Opportunities often come with an expiration date.
Passion for the game knows no such bounds.
So when the chance to rekindle a seemingly bygone relationship with baseball arose, well, Jessica Iwata just couldn’t pass it up.
“I guess I’m living old dreams right now,” Iwata said.
Three years after completing one of the University of Hawaii softball program’s most prolific careers, Iwata is back on the diamond — although a larger one this time — with the USA Baseball Women’s National Team.
Iwata played youth baseball into her freshman year at Kauai High School before transitioning to softball and went on to excel with the Red Raiders and again in college with the Rainbow Wahine.
She had settled into coaching when an unexpected opportunity prompted her to take another swing at baseball this summer. She made it through two rounds of tryouts to make the 20-player U.S. roster for the World Baseball Softball Confederation Women’s Baseball World Cup in Gijang, South Korea.
The team left for Korea on Wednesday to play in the 12-team, eight-day tournament, which opened Friday with the second-ranked U.S. defeating Hong Kong 9-1. Iwata flied out to center as a pinch hitter. Japan enters the event, held every two years, as the four-time defending champion.
“This is my first time ever using my passport, so it’s pretty exciting,” Iwata said in a phone interview from Fullerton, Calif., during a break in training.
“It’s a whole new experience for me again,” she said. “I was a little bit overwhelmed, but all in all I’m having fun and playing for something bigger than just baseball.”
Her journey began on the youth diamonds on Kauai, where Iwata played PONY baseball into her freshman year of high school. She tried out for the Red Raider baseball team that year, but didn’t make the cut and softball became her focus.
“I actually owe all of my fundamentals to baseball because that’s all I played when I was growing up,” Iwata said. “Playing with the boys I think made me more competitive and it made me push myself to try harder to be better because oftentimes I was the only girl.”
The power-hitting shortstop helped lead Kauai to the Division II state championship in 2009 before embarking on a record-setting UH career highlighted by three appearances in the NCAA regionals and a trip to the Women’s College World Series.
She remains UH’s career leader in RBIs and ranks second in hits, doubles and home runs and started every game as a senior despite playing through a shoulder injury. She had surgery after the 2013 season and the prescribed recovery period of 12 to 18 months took professional softball out of play, but she remained connected to the game as an assistant coach at Kamehameha.

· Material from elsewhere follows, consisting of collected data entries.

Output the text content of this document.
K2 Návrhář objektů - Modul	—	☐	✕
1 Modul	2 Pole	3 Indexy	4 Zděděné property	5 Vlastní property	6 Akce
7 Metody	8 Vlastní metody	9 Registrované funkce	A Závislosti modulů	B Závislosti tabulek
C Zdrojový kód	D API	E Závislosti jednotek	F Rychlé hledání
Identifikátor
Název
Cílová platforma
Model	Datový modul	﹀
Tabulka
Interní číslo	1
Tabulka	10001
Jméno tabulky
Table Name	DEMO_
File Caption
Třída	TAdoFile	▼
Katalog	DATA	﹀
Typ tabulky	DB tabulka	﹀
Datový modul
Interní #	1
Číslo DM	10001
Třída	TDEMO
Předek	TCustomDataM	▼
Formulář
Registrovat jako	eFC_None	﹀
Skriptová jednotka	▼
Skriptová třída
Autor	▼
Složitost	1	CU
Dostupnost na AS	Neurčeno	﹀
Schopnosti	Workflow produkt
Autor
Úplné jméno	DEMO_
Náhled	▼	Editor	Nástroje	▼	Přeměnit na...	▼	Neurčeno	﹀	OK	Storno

“I was comfortable,” Iwata said. “I was OK not going any further with it and I was happy with what I accomplished thus far.”
This spring an e-mail arrived at the UH softball office from Ashley Bratcher, director of the women’s national team. The UH coaches forwarded the inquiry to Iwata, who wavered over whether she’d be ready for the tryout with about six weeks to prepare.
She gave it a shot and worked with former UH pitcher Harrison Kuroda on rebuilding her arm strength and dusting off her pitching motion.
“He spent a lot of time with me trying to get my arm in shape doing pitching drills,” Iwata said. “So I owe a lot of it to him.”
She paid her own way to the Women’s National Open in Cary, N.C., in mid-June and earned an invitation back to the Women’s National Team Trials at Cal State Fullerton in August. She tried out as a third baseman and pitcher and made the travel list for the trip to Korea.
On the national team, Iwata bonded with players with similar backgrounds in baseball and softball and their mission stretches beyond a quest for gold.
“This national team and these girls on this team they really make you realize they’re trying to make a difference and they’re trying to make women’s baseball bigger,” Iwata said.
“Some are still in college playing softball. … They’re not trying to push softball aside, but it’s just giving girls more options.
“For Hawaii girls back home, as long as I’m contributing to opening up doors for them, if me going to this is going to help them work harder, that’s all I can really ask.”